Related see the YouTube video NOR Gate SR Latch

A SR latch is a form of a bistable multivibrator. It has two stable states, as indicated by the prefix bi in its name. Typically, one state is referred to as set and the other as reset. The simplest bistable device, therefore, is known as a set-reset, or S-R, latch. To create an S-R latch, we can wire two NOR (or NAND) gates in such a way that the output of one feeds back to the input of another, and vice versa.

Here I will address the NOR gate version.

The Q and not-Q outputs are supposed to be in opposite states. But both forms of SR latches have illegal input states. For a NOR gate latch both input HIGH turns off both output LEDs.

Having both S and R equal to 1 is called an invalid or illegal state for the S-R multivibrator. Otherwise, making S=1 and R=0 "sets" the multivibrator so that Q=1 and not-Q=0. Conversely, making R=1 and S=0 "resets" the multivibrator in the opposite state. When S and R are both equal to 0, the multivibrator's outputs "latch" in their prior states.

This is opposite for a NAND gate based SR Latch. Both input LOW turns both LEDs ON. See Basic NAND Gate SR Latch Circuit.

Ref. Wiki

Compare the above truth table for a 74LS02 to the 74LS00 Quad 2-Input NAND Gates. Both gate types have two inputs, but the outputs differ.

Normally the inputs are left LOW for the NOR gate latch, but are normal HIGH in the NAND gate version. This created differing input electrical connections.

Above is a gated version of a NOR gate SR latch.
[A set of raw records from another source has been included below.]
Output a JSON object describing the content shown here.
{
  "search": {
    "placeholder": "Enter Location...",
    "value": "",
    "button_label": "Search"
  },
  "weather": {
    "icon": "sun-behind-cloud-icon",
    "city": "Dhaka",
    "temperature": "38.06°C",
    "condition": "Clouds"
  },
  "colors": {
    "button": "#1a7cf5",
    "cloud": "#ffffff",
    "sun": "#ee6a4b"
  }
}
We use two 74LS08 AND gates on the inputs. Only when EN goes LOW to HIGH to LOW do we change Q and !Q.

At this point we have a gated SR Latch. Note the new symbol.

Note in the table two LOW inputs are still illegal even if gated. We will solve this with a D flip-flop.

Above we added an inverter between S and R. This prevents S and R from both being HIGH or LOW. The new single input is DIN. This forms a D flip-flop. Note the following table:

Note the change happens when CLK goes LOW to HIGH then LOW.

Finally if built from NAND or NOR gates the final D flip-flop is identical.